Reasoning about Probability via Continuous Functions

For functional representation in an algebraizable logic we mean a representation of the algebras of formulas of the logic by means of (possibly real-valued) functions.

Functional representations have shown to be a key tool for the study of non-classical logics, since they allow to regard formulas as functions and, by means of them, to approach the study of typical proof theoretical properties of the logics by means of their functional semantics. In the realm of (algebraizable) fuzzy logics, possibly the most well-known result in this respect is McNaughton theorem that shows formulas of the infinite-valued Lukasiewicz calculus to correspond, up to logical equivalence, to real valued continuous and piecewise linear functions. The functional representation for many-valued logics has been very recently shown in a paper by the second author to have an impact outside the purely logical realm and, in particular, they can be applied to study properties of artificial neural networks.

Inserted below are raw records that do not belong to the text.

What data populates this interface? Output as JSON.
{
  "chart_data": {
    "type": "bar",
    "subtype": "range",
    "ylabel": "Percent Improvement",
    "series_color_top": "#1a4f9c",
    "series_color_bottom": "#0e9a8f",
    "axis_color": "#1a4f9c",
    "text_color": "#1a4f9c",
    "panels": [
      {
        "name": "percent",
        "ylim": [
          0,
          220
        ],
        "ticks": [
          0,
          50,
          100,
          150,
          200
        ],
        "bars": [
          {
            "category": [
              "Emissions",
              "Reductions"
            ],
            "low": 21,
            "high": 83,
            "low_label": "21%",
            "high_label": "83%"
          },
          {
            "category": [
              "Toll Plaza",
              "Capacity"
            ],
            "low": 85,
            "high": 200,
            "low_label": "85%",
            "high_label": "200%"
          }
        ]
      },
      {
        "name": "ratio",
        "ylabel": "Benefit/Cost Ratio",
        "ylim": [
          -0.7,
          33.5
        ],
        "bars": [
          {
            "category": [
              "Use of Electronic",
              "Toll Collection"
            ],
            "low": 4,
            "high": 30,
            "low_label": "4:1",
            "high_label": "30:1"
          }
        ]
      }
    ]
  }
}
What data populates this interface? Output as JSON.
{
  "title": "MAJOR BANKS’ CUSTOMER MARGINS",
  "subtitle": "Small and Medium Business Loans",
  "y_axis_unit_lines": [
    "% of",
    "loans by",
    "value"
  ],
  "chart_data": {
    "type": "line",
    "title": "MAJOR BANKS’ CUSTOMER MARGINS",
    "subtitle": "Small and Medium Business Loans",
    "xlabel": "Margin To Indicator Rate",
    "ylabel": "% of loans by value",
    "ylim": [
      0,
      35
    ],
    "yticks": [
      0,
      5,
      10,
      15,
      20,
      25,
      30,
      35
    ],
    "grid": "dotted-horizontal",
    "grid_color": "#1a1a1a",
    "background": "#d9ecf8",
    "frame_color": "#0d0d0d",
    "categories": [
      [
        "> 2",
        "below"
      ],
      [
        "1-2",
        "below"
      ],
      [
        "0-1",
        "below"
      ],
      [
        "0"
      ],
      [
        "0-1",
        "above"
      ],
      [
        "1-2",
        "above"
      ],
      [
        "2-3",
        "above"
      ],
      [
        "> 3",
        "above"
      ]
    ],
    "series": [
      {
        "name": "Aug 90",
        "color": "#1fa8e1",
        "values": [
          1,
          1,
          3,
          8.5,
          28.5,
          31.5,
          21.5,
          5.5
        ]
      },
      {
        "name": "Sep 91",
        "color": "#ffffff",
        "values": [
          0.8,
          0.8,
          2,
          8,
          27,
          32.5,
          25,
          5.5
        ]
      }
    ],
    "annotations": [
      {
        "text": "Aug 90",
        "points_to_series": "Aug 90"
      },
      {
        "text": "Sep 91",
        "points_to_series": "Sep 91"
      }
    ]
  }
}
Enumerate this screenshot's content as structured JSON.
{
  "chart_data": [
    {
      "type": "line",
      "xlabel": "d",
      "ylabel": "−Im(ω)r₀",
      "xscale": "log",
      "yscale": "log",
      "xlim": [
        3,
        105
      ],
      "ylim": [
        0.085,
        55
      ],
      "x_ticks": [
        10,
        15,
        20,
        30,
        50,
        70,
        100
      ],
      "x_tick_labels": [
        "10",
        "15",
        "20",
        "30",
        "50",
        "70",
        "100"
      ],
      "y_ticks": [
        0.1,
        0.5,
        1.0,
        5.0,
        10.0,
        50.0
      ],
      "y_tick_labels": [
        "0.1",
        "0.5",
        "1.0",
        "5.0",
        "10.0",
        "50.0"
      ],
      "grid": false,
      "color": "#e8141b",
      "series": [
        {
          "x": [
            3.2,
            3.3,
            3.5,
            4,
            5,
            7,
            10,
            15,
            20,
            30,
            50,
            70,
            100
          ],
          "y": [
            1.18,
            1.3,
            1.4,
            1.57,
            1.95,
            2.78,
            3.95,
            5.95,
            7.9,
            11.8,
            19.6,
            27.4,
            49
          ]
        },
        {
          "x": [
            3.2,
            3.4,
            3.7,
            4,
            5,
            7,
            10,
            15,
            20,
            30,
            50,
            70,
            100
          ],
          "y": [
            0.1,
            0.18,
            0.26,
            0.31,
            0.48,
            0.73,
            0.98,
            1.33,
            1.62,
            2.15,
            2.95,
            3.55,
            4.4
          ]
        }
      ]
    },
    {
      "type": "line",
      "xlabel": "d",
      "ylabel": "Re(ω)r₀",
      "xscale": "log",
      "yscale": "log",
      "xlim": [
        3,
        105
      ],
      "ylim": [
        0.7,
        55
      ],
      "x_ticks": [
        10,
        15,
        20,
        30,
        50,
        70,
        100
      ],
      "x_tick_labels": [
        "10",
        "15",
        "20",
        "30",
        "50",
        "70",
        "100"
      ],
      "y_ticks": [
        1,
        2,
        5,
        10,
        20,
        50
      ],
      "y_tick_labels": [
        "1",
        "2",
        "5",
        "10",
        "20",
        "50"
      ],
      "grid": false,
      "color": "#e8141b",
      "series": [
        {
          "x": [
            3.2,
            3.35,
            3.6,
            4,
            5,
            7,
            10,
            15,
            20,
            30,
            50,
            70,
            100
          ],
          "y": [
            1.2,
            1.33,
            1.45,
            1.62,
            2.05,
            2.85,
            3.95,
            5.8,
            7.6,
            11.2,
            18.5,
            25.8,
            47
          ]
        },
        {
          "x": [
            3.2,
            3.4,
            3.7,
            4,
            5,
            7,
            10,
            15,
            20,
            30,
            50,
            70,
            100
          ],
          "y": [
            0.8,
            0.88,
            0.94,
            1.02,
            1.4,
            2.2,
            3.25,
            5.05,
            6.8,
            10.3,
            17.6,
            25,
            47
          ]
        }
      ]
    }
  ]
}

In this contribution, we will provide a functional representation for the probability modal logic FP(L) that builds on Lukasiewicz calculus by adding to it a unary operator P that reads “it is probable that”. While the logic FP(L) is not algebraizable, at least not in the usual sense due to Blok and Pigozzi, we still can provide a functional representation result for its modal formulas. In order to do so, we adapt the usual universal algebraic methods to this peculiar setting, and moreover we make use of some techniques developed in a recent paper by two of the authors where a class of purely algebraic models for FP(L) based on de Finetti's coherence criterion have been introduced and studied.

Our contribution will present two ways of providing a functional representation of the algebras of formulas of the modal logic FP(L): a local one, that relies on de Finetti's coherence argument; and a global one that, instead, relies on probability distributions on a finite domain.